If you take a look at the Makefile in the source code repository of this website, you’ll find that it’s relatively simple. Almost all of the heavy lifting is performed by two tools:
“theme” from the “discount” Markdown parser
“cpp”, the C preprocessor
“theme” transforms pages, written in Markdown with an occasional piece of raw HTML, into full-fledged webpages with the use of a simple template system. The only additional rule is “style”, inserted so that individual pages could have their own CSS styles if they need it.

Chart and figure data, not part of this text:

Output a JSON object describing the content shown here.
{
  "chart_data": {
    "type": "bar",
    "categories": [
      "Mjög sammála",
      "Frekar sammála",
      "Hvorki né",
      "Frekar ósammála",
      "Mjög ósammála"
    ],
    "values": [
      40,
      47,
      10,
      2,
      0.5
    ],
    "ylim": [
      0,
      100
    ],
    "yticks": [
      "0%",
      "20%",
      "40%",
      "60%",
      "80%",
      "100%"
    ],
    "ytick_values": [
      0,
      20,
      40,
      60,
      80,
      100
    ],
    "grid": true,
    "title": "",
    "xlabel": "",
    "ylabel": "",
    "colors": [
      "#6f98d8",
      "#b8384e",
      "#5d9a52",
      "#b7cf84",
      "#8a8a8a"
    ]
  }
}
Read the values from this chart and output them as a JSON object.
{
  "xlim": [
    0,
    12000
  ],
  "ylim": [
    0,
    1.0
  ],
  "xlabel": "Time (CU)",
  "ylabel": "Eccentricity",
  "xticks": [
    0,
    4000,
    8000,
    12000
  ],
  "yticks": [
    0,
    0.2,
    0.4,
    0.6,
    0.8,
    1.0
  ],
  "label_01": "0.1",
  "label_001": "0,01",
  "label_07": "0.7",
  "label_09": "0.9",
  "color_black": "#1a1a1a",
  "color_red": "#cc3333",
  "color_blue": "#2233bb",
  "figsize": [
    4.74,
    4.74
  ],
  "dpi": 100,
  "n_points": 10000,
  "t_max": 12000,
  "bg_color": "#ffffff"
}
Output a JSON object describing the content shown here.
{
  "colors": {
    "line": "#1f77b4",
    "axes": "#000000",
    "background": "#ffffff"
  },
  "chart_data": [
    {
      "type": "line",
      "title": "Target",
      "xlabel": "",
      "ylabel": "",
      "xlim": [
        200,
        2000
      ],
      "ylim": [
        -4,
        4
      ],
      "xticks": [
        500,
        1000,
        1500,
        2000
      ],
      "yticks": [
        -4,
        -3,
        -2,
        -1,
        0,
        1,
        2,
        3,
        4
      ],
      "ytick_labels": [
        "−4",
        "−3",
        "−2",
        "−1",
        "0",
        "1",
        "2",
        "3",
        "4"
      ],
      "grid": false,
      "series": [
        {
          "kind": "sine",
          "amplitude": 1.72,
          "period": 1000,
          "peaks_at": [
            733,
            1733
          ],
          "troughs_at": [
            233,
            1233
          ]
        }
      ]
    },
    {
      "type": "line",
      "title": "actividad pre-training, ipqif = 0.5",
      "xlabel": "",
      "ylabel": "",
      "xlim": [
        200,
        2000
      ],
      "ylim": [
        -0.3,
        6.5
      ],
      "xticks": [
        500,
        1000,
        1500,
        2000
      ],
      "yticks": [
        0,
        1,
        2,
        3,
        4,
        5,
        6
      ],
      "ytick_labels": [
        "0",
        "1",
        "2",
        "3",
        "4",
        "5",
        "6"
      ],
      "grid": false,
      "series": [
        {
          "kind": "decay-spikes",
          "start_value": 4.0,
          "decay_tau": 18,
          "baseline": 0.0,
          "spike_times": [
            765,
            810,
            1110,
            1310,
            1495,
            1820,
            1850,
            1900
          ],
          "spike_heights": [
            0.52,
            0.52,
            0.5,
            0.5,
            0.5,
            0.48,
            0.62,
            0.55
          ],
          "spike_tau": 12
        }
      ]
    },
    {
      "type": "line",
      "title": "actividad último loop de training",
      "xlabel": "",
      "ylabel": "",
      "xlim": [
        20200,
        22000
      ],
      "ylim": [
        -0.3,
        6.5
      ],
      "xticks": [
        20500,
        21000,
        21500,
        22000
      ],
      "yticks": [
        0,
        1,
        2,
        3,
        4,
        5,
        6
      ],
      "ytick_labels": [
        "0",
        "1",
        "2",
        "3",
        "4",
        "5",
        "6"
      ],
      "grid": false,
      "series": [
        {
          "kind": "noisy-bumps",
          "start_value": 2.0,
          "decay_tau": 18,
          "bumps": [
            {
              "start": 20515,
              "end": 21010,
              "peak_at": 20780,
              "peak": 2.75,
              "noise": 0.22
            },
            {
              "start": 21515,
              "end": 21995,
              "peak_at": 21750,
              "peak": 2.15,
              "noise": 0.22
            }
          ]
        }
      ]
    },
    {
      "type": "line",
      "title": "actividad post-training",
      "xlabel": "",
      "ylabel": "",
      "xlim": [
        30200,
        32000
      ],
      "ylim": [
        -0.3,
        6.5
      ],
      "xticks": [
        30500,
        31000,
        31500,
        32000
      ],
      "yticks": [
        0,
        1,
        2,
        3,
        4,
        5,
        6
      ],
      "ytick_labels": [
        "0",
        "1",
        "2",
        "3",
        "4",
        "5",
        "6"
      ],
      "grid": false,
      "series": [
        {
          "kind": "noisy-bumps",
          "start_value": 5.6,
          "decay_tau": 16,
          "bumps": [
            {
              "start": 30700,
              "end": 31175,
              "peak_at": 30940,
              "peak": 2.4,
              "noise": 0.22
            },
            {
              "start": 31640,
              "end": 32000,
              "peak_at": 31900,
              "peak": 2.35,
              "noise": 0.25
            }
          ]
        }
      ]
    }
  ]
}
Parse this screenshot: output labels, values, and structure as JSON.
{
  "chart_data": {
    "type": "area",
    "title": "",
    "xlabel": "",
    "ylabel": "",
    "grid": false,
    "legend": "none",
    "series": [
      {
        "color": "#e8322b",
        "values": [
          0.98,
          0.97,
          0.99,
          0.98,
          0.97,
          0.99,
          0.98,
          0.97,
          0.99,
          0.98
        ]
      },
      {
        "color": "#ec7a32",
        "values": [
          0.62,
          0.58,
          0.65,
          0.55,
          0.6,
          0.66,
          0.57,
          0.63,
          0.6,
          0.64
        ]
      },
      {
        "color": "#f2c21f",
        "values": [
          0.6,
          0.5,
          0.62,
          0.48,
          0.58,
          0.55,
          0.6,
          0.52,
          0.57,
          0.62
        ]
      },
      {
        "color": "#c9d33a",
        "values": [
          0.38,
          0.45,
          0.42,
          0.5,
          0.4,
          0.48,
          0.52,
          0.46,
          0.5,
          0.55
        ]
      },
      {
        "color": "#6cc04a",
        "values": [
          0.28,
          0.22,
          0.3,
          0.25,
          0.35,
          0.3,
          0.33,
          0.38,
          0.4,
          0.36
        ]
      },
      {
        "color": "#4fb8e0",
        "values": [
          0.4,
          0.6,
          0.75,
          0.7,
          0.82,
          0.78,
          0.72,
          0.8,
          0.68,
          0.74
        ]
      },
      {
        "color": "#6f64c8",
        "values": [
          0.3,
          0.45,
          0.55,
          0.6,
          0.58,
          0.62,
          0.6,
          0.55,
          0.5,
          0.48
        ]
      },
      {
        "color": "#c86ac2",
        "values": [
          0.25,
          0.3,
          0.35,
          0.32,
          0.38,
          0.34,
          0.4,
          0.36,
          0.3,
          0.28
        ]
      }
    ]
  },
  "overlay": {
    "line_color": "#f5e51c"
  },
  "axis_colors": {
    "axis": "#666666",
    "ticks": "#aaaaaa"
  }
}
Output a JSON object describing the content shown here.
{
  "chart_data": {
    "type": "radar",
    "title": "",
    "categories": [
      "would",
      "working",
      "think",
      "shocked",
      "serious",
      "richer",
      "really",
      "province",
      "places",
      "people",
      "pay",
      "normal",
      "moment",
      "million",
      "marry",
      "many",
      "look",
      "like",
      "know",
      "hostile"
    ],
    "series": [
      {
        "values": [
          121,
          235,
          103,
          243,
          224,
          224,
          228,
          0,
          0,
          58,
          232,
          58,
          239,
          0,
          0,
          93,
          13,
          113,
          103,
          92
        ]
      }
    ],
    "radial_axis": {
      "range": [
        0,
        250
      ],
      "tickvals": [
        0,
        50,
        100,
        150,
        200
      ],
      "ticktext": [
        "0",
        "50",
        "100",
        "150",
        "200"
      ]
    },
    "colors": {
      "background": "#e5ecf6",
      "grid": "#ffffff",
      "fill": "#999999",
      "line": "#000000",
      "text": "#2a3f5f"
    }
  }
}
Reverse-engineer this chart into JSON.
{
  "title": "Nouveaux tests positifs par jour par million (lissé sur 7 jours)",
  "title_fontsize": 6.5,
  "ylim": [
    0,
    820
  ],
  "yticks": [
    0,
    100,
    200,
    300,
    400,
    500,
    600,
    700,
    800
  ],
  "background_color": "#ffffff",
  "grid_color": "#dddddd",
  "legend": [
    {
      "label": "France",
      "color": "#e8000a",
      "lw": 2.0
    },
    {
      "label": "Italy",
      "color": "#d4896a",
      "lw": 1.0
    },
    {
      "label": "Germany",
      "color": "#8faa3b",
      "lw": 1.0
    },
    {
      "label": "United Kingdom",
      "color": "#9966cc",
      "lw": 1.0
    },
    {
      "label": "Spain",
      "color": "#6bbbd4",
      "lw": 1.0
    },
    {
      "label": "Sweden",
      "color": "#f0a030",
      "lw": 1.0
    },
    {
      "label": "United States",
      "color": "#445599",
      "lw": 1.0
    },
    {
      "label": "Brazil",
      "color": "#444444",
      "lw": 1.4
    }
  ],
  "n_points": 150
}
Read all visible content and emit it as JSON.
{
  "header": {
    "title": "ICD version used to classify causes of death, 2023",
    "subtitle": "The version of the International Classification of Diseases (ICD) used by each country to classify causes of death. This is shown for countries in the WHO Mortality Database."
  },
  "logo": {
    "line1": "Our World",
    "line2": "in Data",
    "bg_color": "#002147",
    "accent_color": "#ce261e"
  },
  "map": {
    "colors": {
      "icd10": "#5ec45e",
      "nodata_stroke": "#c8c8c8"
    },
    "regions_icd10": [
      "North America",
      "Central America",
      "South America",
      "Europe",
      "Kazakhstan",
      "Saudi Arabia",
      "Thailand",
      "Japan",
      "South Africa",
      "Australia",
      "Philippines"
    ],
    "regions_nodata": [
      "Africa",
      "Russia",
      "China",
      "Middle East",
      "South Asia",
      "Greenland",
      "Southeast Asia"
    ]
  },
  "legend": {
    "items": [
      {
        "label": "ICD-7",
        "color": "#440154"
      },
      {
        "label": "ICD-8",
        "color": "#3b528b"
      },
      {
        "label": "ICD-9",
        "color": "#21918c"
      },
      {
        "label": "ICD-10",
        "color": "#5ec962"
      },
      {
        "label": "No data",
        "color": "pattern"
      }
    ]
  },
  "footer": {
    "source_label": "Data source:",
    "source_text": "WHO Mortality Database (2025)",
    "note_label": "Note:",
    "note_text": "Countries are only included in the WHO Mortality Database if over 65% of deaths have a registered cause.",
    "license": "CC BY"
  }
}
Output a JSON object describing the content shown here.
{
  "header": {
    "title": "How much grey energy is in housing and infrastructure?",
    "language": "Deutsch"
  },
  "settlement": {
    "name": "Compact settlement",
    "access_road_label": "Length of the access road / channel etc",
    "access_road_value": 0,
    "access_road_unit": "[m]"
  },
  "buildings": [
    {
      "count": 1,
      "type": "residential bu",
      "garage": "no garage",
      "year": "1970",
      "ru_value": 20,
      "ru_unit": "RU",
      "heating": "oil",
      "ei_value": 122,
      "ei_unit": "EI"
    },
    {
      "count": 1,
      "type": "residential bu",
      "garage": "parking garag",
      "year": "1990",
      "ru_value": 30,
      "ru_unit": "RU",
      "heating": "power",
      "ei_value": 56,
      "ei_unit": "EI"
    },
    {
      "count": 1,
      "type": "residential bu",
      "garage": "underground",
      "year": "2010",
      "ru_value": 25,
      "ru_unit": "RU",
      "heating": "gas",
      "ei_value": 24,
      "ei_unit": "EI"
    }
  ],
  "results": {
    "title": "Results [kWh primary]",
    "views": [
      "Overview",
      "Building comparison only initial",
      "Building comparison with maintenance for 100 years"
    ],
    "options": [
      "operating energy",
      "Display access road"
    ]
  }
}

The C preprocessor, so far, is only used on the CSS style. It uses a bunch of
#define macros to predefine colors, so that changing the website’s
color palette is easier.
The blog pages use an additional script that reads the contents of each page,
finds their date (usually the 3rd line of the file prefixed with a
% sign) and
contents and, if there’s also a
<!-- cut --> tag, uses it to make a
description of each post.
In addition, the
dc directory contains versions of every page compiled to use
a limited subset of HTML/CSS – which theoretically would work on web browsers
supplied with the Sega Dreamcast.
In addition, the job of uploading the website’s contents is handled using GitLab’s Continuous Integration functionality. Whenever a new commit is made, GitLab runs a series of jobs to build, test and deploy the website.